What makes me so special that you want to hookup but don't want to fuck but also don't want a second date? I mean action is action, I'm not complaining. But if you only wanted to hookup why didn't we just fuck or if you just wanted a relationship, why didn't we go out after and/or did you invite me over?



For the record I did ask my ex about this and she told me "idk I knew I felt comfortable with you" but that wasn't a clear answer.

I'm not pushing women for anything, and of course I get consent and stuff but I'm just.... confused. This is like going on a drive to a specific ice cream store, trying the cone and then going home? What was the purpose of all this? Are you getting a scoop or buying a pint to take home?
Bc wanting to fool around doesn't mean wanting to fuck. It's not all the same thing.

Or maybe your kissing game needs work.

But also question - if you meet up and have sex tgat night - is she out of the girlfriend material pool?

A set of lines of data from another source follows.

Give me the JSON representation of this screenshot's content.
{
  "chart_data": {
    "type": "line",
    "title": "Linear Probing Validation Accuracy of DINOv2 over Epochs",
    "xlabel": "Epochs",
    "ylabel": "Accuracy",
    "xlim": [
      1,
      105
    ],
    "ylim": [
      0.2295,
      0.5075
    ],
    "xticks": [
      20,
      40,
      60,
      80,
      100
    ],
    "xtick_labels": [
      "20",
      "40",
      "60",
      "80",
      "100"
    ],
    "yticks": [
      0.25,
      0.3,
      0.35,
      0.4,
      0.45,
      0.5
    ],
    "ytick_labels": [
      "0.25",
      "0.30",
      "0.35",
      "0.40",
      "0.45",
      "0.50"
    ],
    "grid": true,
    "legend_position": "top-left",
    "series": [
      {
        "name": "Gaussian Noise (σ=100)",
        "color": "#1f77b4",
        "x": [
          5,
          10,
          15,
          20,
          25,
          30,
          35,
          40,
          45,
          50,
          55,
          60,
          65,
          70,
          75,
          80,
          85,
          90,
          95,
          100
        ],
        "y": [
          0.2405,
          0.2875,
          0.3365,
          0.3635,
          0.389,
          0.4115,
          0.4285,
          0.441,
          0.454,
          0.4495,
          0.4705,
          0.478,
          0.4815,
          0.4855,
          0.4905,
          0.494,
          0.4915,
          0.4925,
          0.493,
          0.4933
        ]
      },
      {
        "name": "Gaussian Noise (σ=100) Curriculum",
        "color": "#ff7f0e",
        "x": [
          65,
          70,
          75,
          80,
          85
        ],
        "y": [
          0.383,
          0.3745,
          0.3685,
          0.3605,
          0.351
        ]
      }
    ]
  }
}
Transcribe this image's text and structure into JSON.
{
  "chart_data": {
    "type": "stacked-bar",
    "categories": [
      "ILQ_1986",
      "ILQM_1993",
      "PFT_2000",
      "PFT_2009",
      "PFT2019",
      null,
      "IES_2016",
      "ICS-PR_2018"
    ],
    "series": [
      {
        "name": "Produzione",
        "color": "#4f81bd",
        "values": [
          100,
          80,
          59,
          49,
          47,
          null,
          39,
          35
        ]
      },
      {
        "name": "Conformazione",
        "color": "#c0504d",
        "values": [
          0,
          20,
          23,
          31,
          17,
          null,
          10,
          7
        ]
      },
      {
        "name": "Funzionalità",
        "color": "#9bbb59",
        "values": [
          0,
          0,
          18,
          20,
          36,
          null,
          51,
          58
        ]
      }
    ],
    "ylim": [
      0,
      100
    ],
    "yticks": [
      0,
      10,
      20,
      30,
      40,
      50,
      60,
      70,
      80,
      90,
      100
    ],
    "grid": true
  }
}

Potential recommendation: if you're looking for a potential relationship, don't go back to her/your place, and end the evening. Whether or not you want to see her again. Sometimes a guy pushing for sex signals to a woman (often rightly) that you don't think much of her, and some women are able to sense that - which is a big turnoff. And maybe unpopular opinion, but I don't think sex is a bad thing - however, know your audience, and know yourself, and also know that women can judge you for wanting quick sex just as much as men can judge women.
 
for some reason I can't quote you but I'll answer:


But also question - if you meet up and have sex tgat night - is she out of the girlfriend material pool


No, actually I think I would be more interested in a relationship. I try not to go for woman who want a hookup because that's just not my style. I'm pretty clear about my intentions.
 
for some reason I can't quote you but I'll answer:





No, actually I think I would be more interested in a relationship. I try not to go for woman who want a hookup because that's just not my style. I'm pretty clear about my intentions.
Well, then, like I said, encourage you not to get physically involved super- early, even if it seems to be on offer.
 
Any general recommendations for dating apps? I'm not really all that comfortable in bed, so I just kind of avoid hookup apps like Tinder, but are there some well-liked ones for dating without necessarily wanting to hook up?
You can use Tinder, I think it's one of the most populated apps. Just make your intentions known in your bio/in conversation before you plan dates.